Most systems would only capture the outcome - a field in the CRM that says “discount: 15%”. The reasoning - the support history it reviewed, the usage patterns it analyzed, the churn signals it identified, the similar cases it compared against - gets thrown away.
Systems of record capture state. They don’t capture decision lineage. The Foundation Capital article calls the accumulated decision lineage a “context graph” - traces stitched together over time so precedent becomes searchable.

The connection to my document generation agents post is direct. I called it “context tracing” - asking the model to generate a decision log alongside its output. What was considered? What was rejected? Why did it rate this evidence as strong vs. weak?
But I prescribed a specific format for those traces because I was targeting specific document types. Reading about context graphs made me reconsider: should I loosen those constraints?
Why Unstructured Traces Are Better
The natural approach is to define a schema for decision traces upfront. But if you lock in a structure too early, you limit what you can extract later.

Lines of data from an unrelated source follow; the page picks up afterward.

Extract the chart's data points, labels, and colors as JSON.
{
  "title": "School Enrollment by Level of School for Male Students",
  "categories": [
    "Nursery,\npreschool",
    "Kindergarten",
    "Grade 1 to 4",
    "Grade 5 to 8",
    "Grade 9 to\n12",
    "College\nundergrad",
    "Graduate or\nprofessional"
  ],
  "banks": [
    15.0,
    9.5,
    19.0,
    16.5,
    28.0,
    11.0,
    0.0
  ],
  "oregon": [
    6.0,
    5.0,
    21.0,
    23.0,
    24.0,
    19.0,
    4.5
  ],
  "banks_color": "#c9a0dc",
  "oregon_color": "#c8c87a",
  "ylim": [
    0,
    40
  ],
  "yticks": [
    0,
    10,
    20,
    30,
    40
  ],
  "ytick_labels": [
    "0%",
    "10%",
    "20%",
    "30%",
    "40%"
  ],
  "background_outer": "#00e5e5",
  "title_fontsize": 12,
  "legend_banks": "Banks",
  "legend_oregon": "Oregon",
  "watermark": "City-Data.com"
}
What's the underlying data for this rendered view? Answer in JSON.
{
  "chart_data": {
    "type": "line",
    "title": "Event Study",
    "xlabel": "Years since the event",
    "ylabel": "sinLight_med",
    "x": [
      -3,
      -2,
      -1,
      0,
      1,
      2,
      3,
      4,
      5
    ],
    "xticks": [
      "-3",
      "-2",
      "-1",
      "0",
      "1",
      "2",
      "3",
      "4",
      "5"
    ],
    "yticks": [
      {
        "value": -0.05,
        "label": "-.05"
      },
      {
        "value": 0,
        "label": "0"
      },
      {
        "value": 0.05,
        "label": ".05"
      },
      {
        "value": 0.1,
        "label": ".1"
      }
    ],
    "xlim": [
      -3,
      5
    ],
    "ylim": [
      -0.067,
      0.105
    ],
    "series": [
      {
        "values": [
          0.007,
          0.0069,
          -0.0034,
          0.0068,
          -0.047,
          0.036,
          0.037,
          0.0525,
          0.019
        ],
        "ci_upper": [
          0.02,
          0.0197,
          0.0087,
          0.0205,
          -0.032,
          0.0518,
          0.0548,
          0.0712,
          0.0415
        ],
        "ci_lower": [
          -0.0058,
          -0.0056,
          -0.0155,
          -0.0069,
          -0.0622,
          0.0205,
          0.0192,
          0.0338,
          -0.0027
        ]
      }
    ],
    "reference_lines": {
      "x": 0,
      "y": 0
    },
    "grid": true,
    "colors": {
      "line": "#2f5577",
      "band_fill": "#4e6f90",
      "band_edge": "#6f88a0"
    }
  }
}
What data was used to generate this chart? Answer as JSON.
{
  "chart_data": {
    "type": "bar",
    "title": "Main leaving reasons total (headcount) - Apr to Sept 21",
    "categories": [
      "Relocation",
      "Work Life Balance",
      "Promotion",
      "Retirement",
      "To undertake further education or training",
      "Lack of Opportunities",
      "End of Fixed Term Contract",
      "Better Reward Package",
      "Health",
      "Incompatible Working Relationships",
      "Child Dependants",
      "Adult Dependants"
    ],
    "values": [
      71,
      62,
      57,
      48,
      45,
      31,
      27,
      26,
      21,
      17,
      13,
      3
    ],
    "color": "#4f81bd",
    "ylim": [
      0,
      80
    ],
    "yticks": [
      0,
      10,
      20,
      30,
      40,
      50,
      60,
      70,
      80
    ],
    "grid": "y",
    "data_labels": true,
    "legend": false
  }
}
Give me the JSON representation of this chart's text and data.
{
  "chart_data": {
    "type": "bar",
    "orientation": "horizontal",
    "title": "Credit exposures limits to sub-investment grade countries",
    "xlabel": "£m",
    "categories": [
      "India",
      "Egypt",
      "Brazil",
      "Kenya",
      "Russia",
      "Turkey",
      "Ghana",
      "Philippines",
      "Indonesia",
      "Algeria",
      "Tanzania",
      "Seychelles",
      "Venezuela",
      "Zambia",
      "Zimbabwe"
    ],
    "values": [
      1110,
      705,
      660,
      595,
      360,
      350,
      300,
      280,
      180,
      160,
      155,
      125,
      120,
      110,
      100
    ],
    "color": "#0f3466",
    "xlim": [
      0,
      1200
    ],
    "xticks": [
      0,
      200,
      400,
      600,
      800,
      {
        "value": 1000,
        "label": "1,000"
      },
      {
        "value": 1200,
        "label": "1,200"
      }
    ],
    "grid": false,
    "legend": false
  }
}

Models are good at turning unstructured data into structured data - assuming the information exists in the unstructured source. If it’s not there, no post-processing will create it.
Verbose, unstructured traces let you change your mind. You can extract different structures later for different purposes. You can ask the model to create different views on the same data.
You can also discover patterns you didn’t anticipate. If you’re capturing verbose reasoning and later notice your agents consistently make similar exceptions for a certain type of customer, that’s a pattern you can codify - or at least understand. Structured traces with predefined fields would never surface it.
This is the data engineering pattern: store raw, transform on read. Store the full HTML. Later run Spark or DuckDB to extract whatever structure you need. If your transformation logic has bugs, fix it and rerun. The raw data is your source of truth.
With decision traces, the transformation uses an LLM instead of traditional ETL. More expensive per run, but negligible compared to not having the data at all.
Context Engineering for Tracing
Unstructured doesn’t mean effortless. You still have to invest in the prompts and context that tell the agent how to trace its reasoning.
You can’t just say “capture a decision trace.” You have to define what that means - but in terms that don’t constrain what the model can include. The instructions should describe what kinds of reasoning to document, not a rigid schema.
Something like: “For each decision, document what information you considered, what alternatives you evaluated, what made you choose this option over others, and any uncertainty you have about your choice.” Specific enough to be useful. Doesn’t prescribe fields or formats.
The decision trace is almost as important as the decision itself. Once you’ve collected enough traces, you can use an LLM to distill learnings from them. Ask it what patterns it notices. Take a contrarian approach: “What should we be doing differently based on these traces?” Having that information gives you more to work with as you iterate. The traces feed back into improving the agent.
The One-Way Door
Some decisions are hard or impossible to reverse. Choosing not to capture decision traces is one of them. Each agent execution generates reasoning that, if not recorded, is sealed away.
Most people building agent systems focus on getting to the right decision. What’s the correct discount rate? Did the agent extract the right claims? That matters. But if you’re only optimizing for the immediate output, you’re walking through one-way doors with every execution.
The clearest path to keep this door two-way: capture unconstrained, verbose decision traces. Give real thought to how you instruct the agent to do this. It’s a core part of your system design.
Store the raw trace. Structure it later.